Some parents tend to think of bullying as a normal part of growing up. Unfortunately, the wounds that bullying inflict on children can be far-reaching. In fact, some experts believe that being bullied leads to a low self-esteem, which predispose children to truancy, rebelliousness, academic failure and even criminal behavior later in life.
As parents or teachers, it might be difficult to differentiate bullying from the teasing and playful banter that occur during play. Just as it is important to be vigilant about the possibility of bullying in schools, it is also important not to unnecessarily intervene in children’s play. There are a lot of interventions that can be employed to stop bullying but it takes a lot of discernment to identify when it is necessary to do so. One good definition of bullying is that it characterized by repeated, intentional hurtful acts, which may be physical, verbal, emotional or sexual in nature.
Ensuring your child’s safety in school begins by teaching your child the life skills necessary to cope with being in a new environment. I’ve been a volunteer teacher to a community literacy program on and off in my late teens. One of the things that helped me stay sane was to teach children the skills necessary to settle disagreements among themselves. I prefer to call it three F’s of survival: follow, fight or find a way.

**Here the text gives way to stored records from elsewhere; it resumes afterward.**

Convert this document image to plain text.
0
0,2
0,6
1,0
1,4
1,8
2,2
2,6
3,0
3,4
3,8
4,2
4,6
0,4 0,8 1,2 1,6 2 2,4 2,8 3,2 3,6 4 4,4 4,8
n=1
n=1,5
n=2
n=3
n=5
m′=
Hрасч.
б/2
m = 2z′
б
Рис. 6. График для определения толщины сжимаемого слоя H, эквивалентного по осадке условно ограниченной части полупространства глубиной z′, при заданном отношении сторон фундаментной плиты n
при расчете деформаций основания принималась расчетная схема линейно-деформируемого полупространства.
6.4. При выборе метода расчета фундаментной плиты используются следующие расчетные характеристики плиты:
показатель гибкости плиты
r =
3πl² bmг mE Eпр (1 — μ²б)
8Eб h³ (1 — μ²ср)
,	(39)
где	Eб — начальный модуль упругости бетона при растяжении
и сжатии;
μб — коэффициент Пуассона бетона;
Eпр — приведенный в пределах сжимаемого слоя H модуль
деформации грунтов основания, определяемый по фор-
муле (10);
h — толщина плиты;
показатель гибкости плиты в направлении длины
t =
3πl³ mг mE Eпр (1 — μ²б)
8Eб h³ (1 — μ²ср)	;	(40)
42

Follow. For instance, does your child know when it is healthy to follow and obey? Do your children have healthy relationships with you—their primary authority figures?
Fight. Does your daughter know when to fight for herself and how? A lot of literature that deals with bullying these days tends to downplay the significance of teaching children to fight back. The trends of thought about conflict resolution nowadays tend to be pacifist. I believe that as last recourse, especially when their life and wellbeing is being threatened, children need to know that fighting back is a viable option for them. More often than not, once the “pecking order” is set and children have established themselves as a force to reckon with, the bullying stops as well.
Find a way. Is your son equipped with basic problem-solving skills that will enable him to find solutions to his difficulties? Have you discussed possible options he can explore when he is having trouble in school (like talking to his teachers or enlisting the help of peers)? Are you in tune with his struggles? Do you know what’s going on in school?
Telltale signs of bullying to look for include: torn clothing, changes in appetite, changes in sleep pattern, a lack of desire to go to school, mood changes and recurrent illness.
Once you suspect that your child is being bullied, you should immediately reassure your child that you will be there to help him through it. Alert your child’s teacher and principal to make sure that appropriate intervention and effective monitoring is done to ensure your child’s safety. I would suggest that we limit the urge to confront the bully ourselves because that may reinforce the belief that your child does not have what it takes to stand up for himself. Involving the bully’s parents may be a last recourse as well—children who hurt others are also hurting themselves. Bullies typically come from families where there is abuse, neglect and/or inappropriate or inadequate discipline. Instead, volunteer as a teacher aid or as a playground supervisor until your child feels safe enough to go to school. Encourage your child’s school to ask each class to develop its own code of conduct which could look like this:
We don’t want any hitting, punching or kicking.
We don’t want any name-calling or put downs.
We include everyone when we do group activities.
We help others when they are bullied.
In the final analysis, you are your children’s greatest advocate against them being bullied.